煩い号に乗っている彼女。冷蔵庫で氷漬けになった全身刺青の若者。ラテン民族の遺伝子が濃いが、アジアの顔だち、アフリカの血の混じる皮膚。つまり白色人種であり、黄色人種であり、黒色人種。レコードを携えた、密航者。
そして、彼女、あたしはロックンロールの七部作を生む。生むだろう。

へとへと。従来、古川において、あらすじをまとめてみようなんて思わなかったのだが、ふと見かけたblog「★究極映像研究所★」の本作についてのレビューhttp://bp.cocolog-nifty.com/bp/2005/12/post_786f.htmlに触発され、挑戦してみた。勿論、視点は変えてね。
ごめん、まとめてみたけど、やっぱりよくわからない。誰か読み解いて、教えてください(苦笑)。
っていうか、すげぇ、無意味な行為だったかも。

ただ、やはり「ベルカ、吠えないのか」とは、単純には比較できない作品だとわかった。

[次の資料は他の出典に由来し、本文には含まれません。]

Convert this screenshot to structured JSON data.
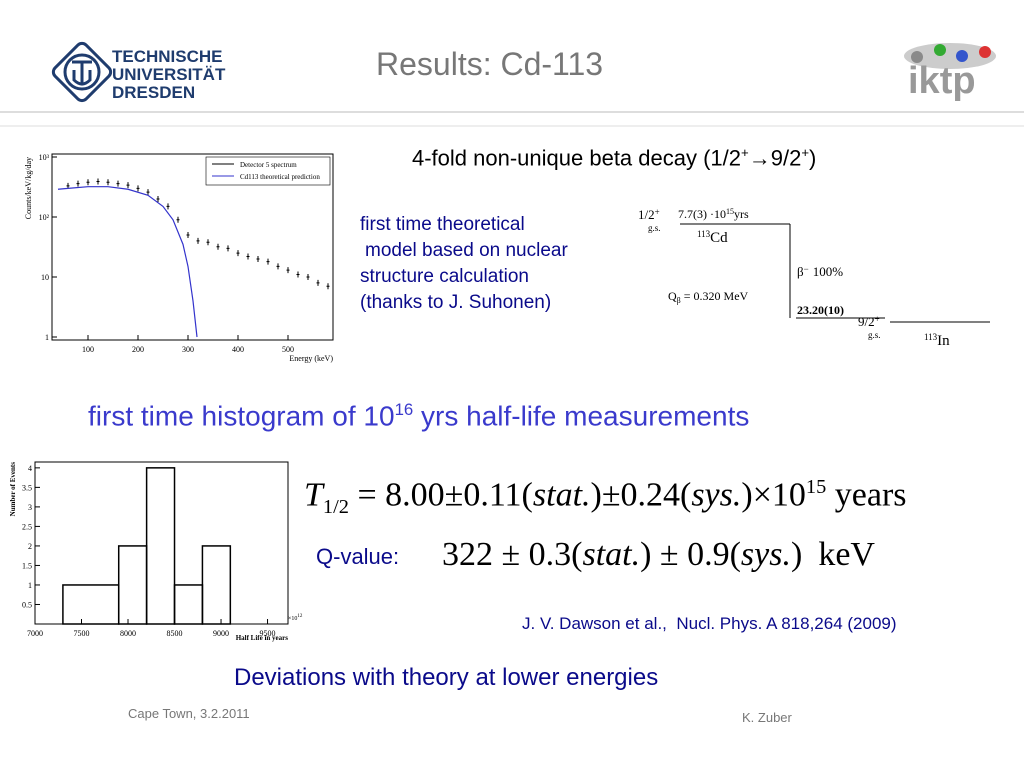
{
  "header": {
    "title": "Results: Cd-113",
    "university": [
      "TECHNISCHE",
      "UNIVERSITÄT",
      "DRESDEN"
    ],
    "institute": "iktp"
  },
  "decay_heading": [
    "4-fold non-unique beta decay (1/2",
    "+",
    "→9/2",
    "+",
    ")"
  ],
  "theory_note": [
    "first time theoretical",
    "model based on nuclear",
    "structure calculation",
    "(thanks to J. Suhonen)"
  ],
  "decay_scheme": {
    "parent_spin": "1/2",
    "parent_parity": "+",
    "parent_level": "g.s.",
    "half_life": "7.7(3) ·10",
    "half_life_exponent": "15",
    "half_life_unit": "yrs",
    "parent_mass": "113",
    "parent": "Cd",
    "branch": "β",
    "branch_charge": "−",
    "branch_ratio": "100%",
    "q_symbol": "Q",
    "q_subscript": "β",
    "q_value": "= 0.320 MeV",
    "log_ft": "23.20(10)",
    "daughter_spin": "9/2",
    "daughter_parity": "+",
    "daughter_level": "g.s.",
    "daughter_mass": "113",
    "daughter": "In"
  },
  "chart_data": [
    {
      "type": "line",
      "xlabel": "Energy (keV)",
      "ylabel": "Counts/keV/kg/day",
      "log_y": true,
      "xlim": [
        28,
        590
      ],
      "ylim": [
        1,
        1000
      ],
      "xticks": [
        100,
        200,
        300,
        400,
        500
      ],
      "yticks": [
        1,
        10,
        {
          "value": 100,
          "label": "10²"
        },
        {
          "value": 1000,
          "label": "10³"
        }
      ],
      "series": [
        {
          "name": "Detector 5 spectrum",
          "color": "#000000",
          "marker": "cross",
          "x": [
            60,
            80,
            100,
            120,
            140,
            160,
            180,
            200,
            220,
            240,
            260,
            280,
            300,
            320,
            340,
            360,
            380,
            400,
            420,
            440,
            460,
            480,
            500,
            520,
            540,
            560,
            580
          ],
          "values": [
            330,
            360,
            380,
            390,
            380,
            360,
            340,
            300,
            260,
            200,
            150,
            90,
            50,
            40,
            38,
            32,
            30,
            25,
            22,
            20,
            18,
            15,
            13,
            11,
            10,
            8,
            7
          ]
        },
        {
          "name": "Cd113 theoretical prediction",
          "color": "#3333cc",
          "x": [
            40,
            60,
            100,
            140,
            180,
            220,
            250,
            270,
            290,
            300,
            310,
            318
          ],
          "values": [
            290,
            300,
            320,
            320,
            290,
            230,
            150,
            90,
            35,
            15,
            4,
            1
          ]
        }
      ]
    },
    {
      "type": "histogram",
      "xlabel": "Half Life in years",
      "x_multiplier": "×10",
      "x_multiplier_exponent": "12",
      "ylabel": "Number of Events",
      "bins": [
        7300,
        7900,
        8200,
        8500,
        8800,
        9100
      ],
      "values": [
        1,
        2,
        4,
        1,
        2
      ],
      "color": "#000000",
      "xlim": [
        7000,
        9720
      ],
      "ylim": [
        0,
        4.15
      ],
      "xticks": [
        7000,
        7500,
        8000,
        8500,
        9000,
        9500
      ],
      "yticks": [
        0.5,
        1,
        1.5,
        2,
        2.5,
        3,
        3.5,
        4
      ]
    }
  ],
  "histogram_heading": [
    "first time histogram of 10",
    "16",
    " yrs half-life measurements"
  ],
  "half_life": {
    "symbol": "T",
    "subscript": "1/2",
    "value": " = 8.00±0.11(",
    "stat": "stat.",
    "mid": ")±0.24(",
    "sys": "sys.",
    "end": ")×10",
    "exponent": "15",
    "unit": " years"
  },
  "q_value": {
    "label": "Q-value:",
    "value": "322 ± 0.3(",
    "stat": "stat.",
    "mid": ") ± 0.9(",
    "sys": "sys.",
    "end": ")",
    "unit": "keV"
  },
  "reference": "J. V. Dawson et al.,  Nucl. Phys. A 818,264 (2009)",
  "conclusion": "Deviations with theory at lower energies",
  "footer": {
    "left": "Cape Town, 3.2.2011",
    "right": "K. Zuber"
  }
}
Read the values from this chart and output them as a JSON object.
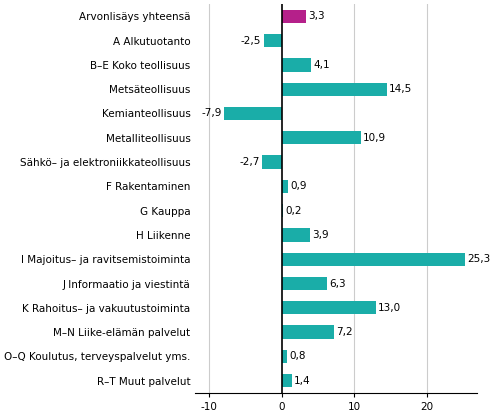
{
  "categories": [
    "Arvonlisäys yhteensä",
    "A Alkutuotanto",
    "B–E Koko teollisuus",
    "Metsäteollisuus",
    "Kemianteollisuus",
    "Metalliteollisuus",
    "Sähkö– ja elektroniikkateollisuus",
    "F Rakentaminen",
    "G Kauppa",
    "H Liikenne",
    "I Majoitus– ja ravitsemistoiminta",
    "J Informaatio ja viestintä",
    "K Rahoitus– ja vakuutustoiminta",
    "M–N Liike-elämän palvelut",
    "O–Q Koulutus, terveyspalvelut yms.",
    "R–T Muut palvelut"
  ],
  "values": [
    3.3,
    -2.5,
    4.1,
    14.5,
    -7.9,
    10.9,
    -2.7,
    0.9,
    0.2,
    3.9,
    25.3,
    6.3,
    13.0,
    7.2,
    0.8,
    1.4
  ],
  "bar_colors": [
    "#b5208a",
    "#1aada8",
    "#1aada8",
    "#1aada8",
    "#1aada8",
    "#1aada8",
    "#1aada8",
    "#1aada8",
    "#1aada8",
    "#1aada8",
    "#1aada8",
    "#1aada8",
    "#1aada8",
    "#1aada8",
    "#1aada8",
    "#1aada8"
  ],
  "xlim": [
    -12,
    27
  ],
  "xticks": [
    -10,
    0,
    10,
    20
  ],
  "background_color": "#ffffff",
  "label_fontsize": 7.5,
  "value_fontsize": 7.5,
  "grid_color": "#cccccc",
  "bar_height": 0.55
}
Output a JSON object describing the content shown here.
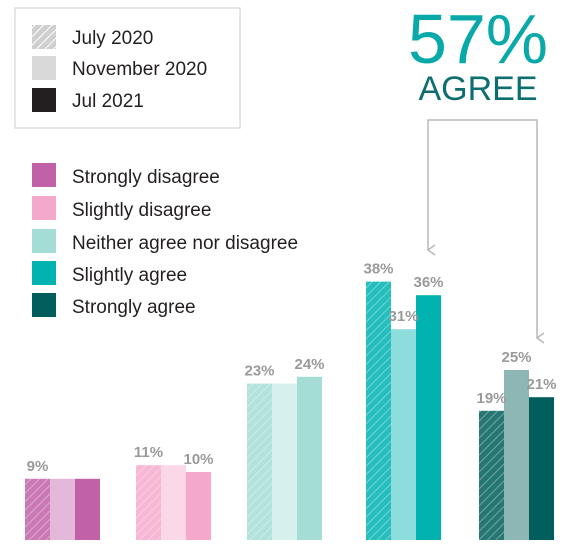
{
  "callout": {
    "value": "57%",
    "label": "AGREE"
  },
  "chart_data": {
    "type": "bar",
    "categories": [
      "Strongly disagree",
      "Slightly disagree",
      "Neither agree nor disagree",
      "Slightly agree",
      "Strongly agree"
    ],
    "series": [
      {
        "name": "July 2020",
        "values": [
          9,
          11,
          23,
          38,
          19
        ]
      },
      {
        "name": "November 2020",
        "values": [
          9,
          11,
          23,
          31,
          25
        ]
      },
      {
        "name": "Jul 2021",
        "values": [
          9,
          10,
          24,
          36,
          21
        ]
      }
    ],
    "data_labels": [
      [
        "9%",
        "",
        ""
      ],
      [
        "11%",
        "",
        "10%"
      ],
      [
        "23%",
        "",
        "24%"
      ],
      [
        "38%",
        "31%",
        "36%"
      ],
      [
        "19%",
        "25%",
        "21%"
      ]
    ],
    "category_colors": [
      "#c162a8",
      "#f4a9cc",
      "#a4ddd6",
      "#00b3b0",
      "#005f5c"
    ],
    "series_styles": [
      "hatched",
      "light",
      "solid"
    ],
    "series_legend_colors": [
      "#cfcfcf",
      "#d9d9d9",
      "#231f20"
    ],
    "ylim": [
      0,
      40
    ],
    "legend_placement": "top-left",
    "grid": false
  }
}
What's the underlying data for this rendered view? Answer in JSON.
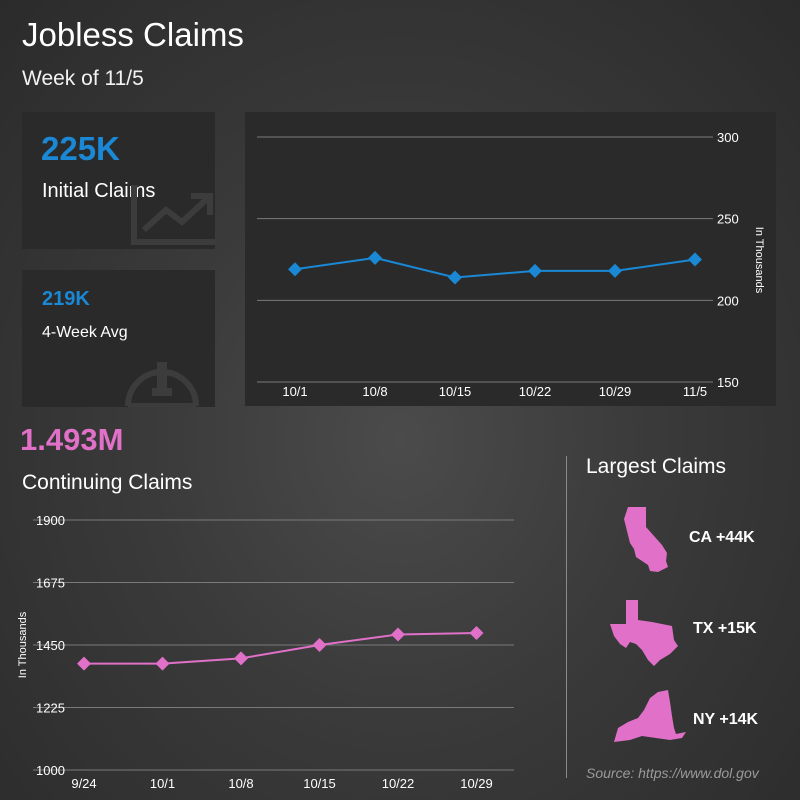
{
  "header": {
    "title": "Jobless Claims",
    "subtitle": "Week of 11/5"
  },
  "initial_claims": {
    "value": "225K",
    "label": "Initial Claims",
    "icon": "trending-up-chart-icon"
  },
  "four_week_avg": {
    "value": "219K",
    "label": "4-Week Avg",
    "icon": "gauge-icon"
  },
  "continuing_claims": {
    "value": "1.493M",
    "label": "Continuing Claims"
  },
  "largest_claims": {
    "title": "Largest Claims",
    "items": [
      {
        "state": "CA",
        "label": "CA +44K",
        "icon": "california-map-icon"
      },
      {
        "state": "TX",
        "label": "TX +15K",
        "icon": "texas-map-icon"
      },
      {
        "state": "NY",
        "label": "NY +14K",
        "icon": "new-york-map-icon"
      }
    ]
  },
  "source": "Source: https://www.dol.gov",
  "colors": {
    "blue": "#1a88d4",
    "pink": "#e070c8",
    "card": "#2a2a2a"
  },
  "chart_data": [
    {
      "type": "line",
      "categories": [
        "10/1",
        "10/8",
        "10/15",
        "10/22",
        "10/29",
        "11/5"
      ],
      "values": [
        219,
        226,
        214,
        218,
        218,
        225
      ],
      "ylabel": "In Thousands",
      "yticks": [
        150,
        200,
        250,
        300
      ],
      "ylim": [
        150,
        300
      ],
      "grid": true,
      "color": "#1a88d4",
      "marker": "diamond"
    },
    {
      "type": "line",
      "categories": [
        "9/24",
        "10/1",
        "10/8",
        "10/15",
        "10/22",
        "10/29"
      ],
      "values": [
        1383,
        1383,
        1402,
        1450,
        1488,
        1493
      ],
      "ylabel": "In Thousands",
      "yticks": [
        1000,
        1225,
        1450,
        1675,
        1900
      ],
      "ylim": [
        1000,
        1900
      ],
      "grid": true,
      "color": "#e070c8",
      "marker": "diamond"
    }
  ]
}
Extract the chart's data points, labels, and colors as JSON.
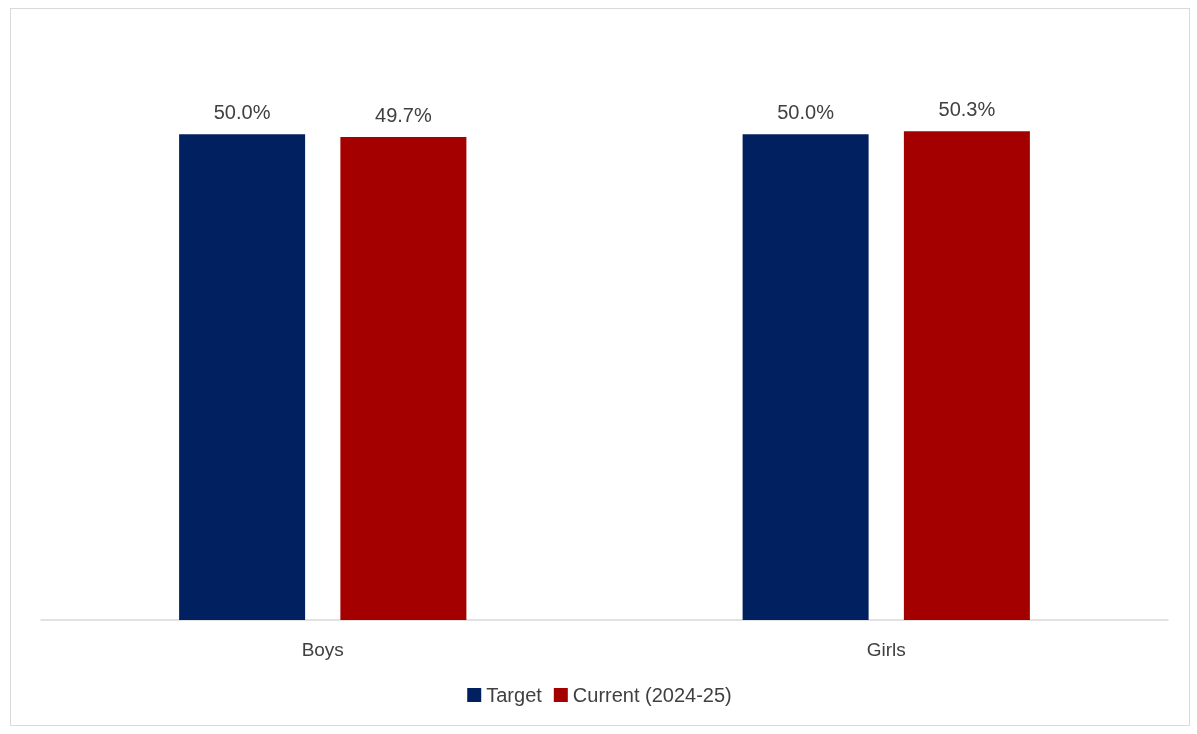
{
  "chart_data": {
    "type": "bar",
    "categories": [
      "Boys",
      "Girls"
    ],
    "series": [
      {
        "name": "Target",
        "color": "#002060",
        "values": [
          50.0,
          50.0
        ],
        "value_labels": [
          "50.0%",
          "50.0%"
        ]
      },
      {
        "name": "Current (2024-25)",
        "color": "#a50000",
        "values": [
          49.7,
          50.3
        ],
        "value_labels": [
          "49.7%",
          "50.3%"
        ]
      }
    ],
    "legend": "bottom"
  }
}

ベルカは犬の物語が拡散されていても、繋がりを感じる。対してこの作品は、「あたし」という語り手を除くと、各物語にロックンロールという要素以外の繋がりを感じられない。バラバラ。確かに、最後、第0部で集約されると言えなくもないが、でも、これ、集約されている?なんか物語としてのカタルシスを得られないのだけれど。

正直言えば、ぼくには評価不能。そして古川日出男って、今まで文章、文体だと思っていたけど、実はそれだけではないと気づかせてくれた作品。加えてこれは他人には絶対勧められない。